Gaps in Roxio DVD Music Discs

Reply #11
Because i wasn't sure, i did proof that. So here are the correct calculations:

Fidelity for LPCM is enhanced by higher sample rates and sample sizes. Audio CDs use a sample rate of 44.1 kHz and a sample size of 16 bits/sample. The preferred characteristics for audio conversion from LPs in M/B/RS is 96 kHz with 24-bit samples. In the WAVE format syntax, the limits on sample rate (a 32-bit integer, up to 0xFFFFFFFF, or 4,294,967,295) and sample size (a 16-bit integer, up to 65,535 bits/sample) are high enough to place no practical limit on fidelity. In practice, as 24-or 32-bit sample sizes and higher sampling rates (DVD Audio supports up to 192Khz) become more common, the overall limit on file size, set by individual computer operating systems, becomes a constraint. With 192kHz sampling and 24 bits/sample, about half an hour of stereo can be stored in a 4 Gbyte file (the limit on Windows 2000).
(http://www.digitalpreservation.gov/formats/fdd/fdd000002.shtml)

But the limit of 4 GB is still far below that, what 11 hours would result in.

Gaps in Roxio DVD Music Discs

Reply #12
As you said, the maximum size of a standard wav file is 4 GB. A special wav version, W64, allows bigger file sizes, but I don't know if any DVD authoring program would support it. In general, the maximum file size of NTFS is much bigger than 4 GB. I have seen some 50 GB files, but if I recall correctly the theoretical file size limit is about 16 million terabytes.

However since the tracks are ripped from audio CDs there is no need to pack more than a single CD in each wave file in order to preserve gapless playback.

11 hours of 16-bit / 48 kHz uncompressed PCM stereo audio would need about 7250 MB of storage place. A dual layer DVD disc could be used, but propably playback would hiccup on the layer change. It might be better (and cheaper) to create two standard DVD discs instead.

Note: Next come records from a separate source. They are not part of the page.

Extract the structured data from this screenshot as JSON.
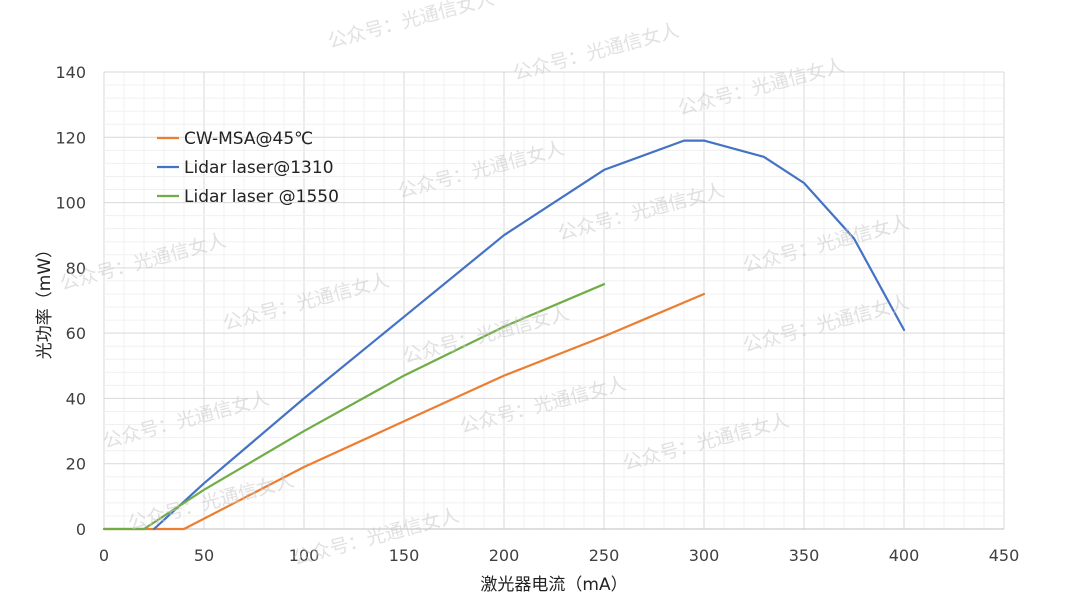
{
  "chart_data": {
    "type": "line",
    "title": "",
    "xlabel": "激光器电流（mA）",
    "ylabel": "光功率（mW）",
    "xlim": [
      0,
      450
    ],
    "ylim": [
      0,
      140
    ],
    "xticks": [
      0,
      50,
      100,
      150,
      200,
      250,
      300,
      350,
      400,
      450
    ],
    "yticks": [
      0,
      20,
      40,
      60,
      80,
      100,
      120,
      140
    ],
    "grid": true,
    "legend_position": "top-left",
    "series": [
      {
        "name": "CW-MSA@45℃",
        "color": "#ED7D31",
        "points": [
          [
            0,
            0
          ],
          [
            40,
            0
          ],
          [
            100,
            19
          ],
          [
            150,
            33
          ],
          [
            200,
            47
          ],
          [
            250,
            59
          ],
          [
            300,
            72
          ]
        ]
      },
      {
        "name": "Lidar laser@1310",
        "color": "#4472C4",
        "points": [
          [
            25,
            0
          ],
          [
            50,
            14
          ],
          [
            100,
            40
          ],
          [
            150,
            65
          ],
          [
            200,
            90
          ],
          [
            250,
            110
          ],
          [
            290,
            119
          ],
          [
            300,
            119
          ],
          [
            330,
            114
          ],
          [
            350,
            106
          ],
          [
            375,
            89
          ],
          [
            400,
            61
          ]
        ]
      },
      {
        "name": "Lidar laser @1550",
        "color": "#70AD47",
        "points": [
          [
            0,
            0
          ],
          [
            20,
            0
          ],
          [
            50,
            12
          ],
          [
            100,
            30
          ],
          [
            150,
            47
          ],
          [
            200,
            62
          ],
          [
            250,
            75
          ]
        ]
      }
    ]
  },
  "watermark": "公众号：光通信女人"
}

Gaps in Roxio DVD Music Discs

Reply #13
You are right with NTFS.
The filesystem uses 64bit fields. This theoretically allows a max. partition size of 16 exabytes (18,446,744 GB), which is the file size limit, too. But no actual system can handle this big. In practice the maximum size for both is 16 TB (for WinXP). However, even that is a theoretical value because of the limits in some file format specifications (e.g. AVI or WAV), and the limits within applications - not to mention the hardware requirements for such elephants.

I agree with you as well, if you are in doubt that players (or even programs) would handle wave files above 4 GB. Hardware manufacturers for the consumer market usually don't tend to exceed specifications, they remain rather on the lower side.
In short, it's really not a splendid idea to put an 8 GB file on a DVD.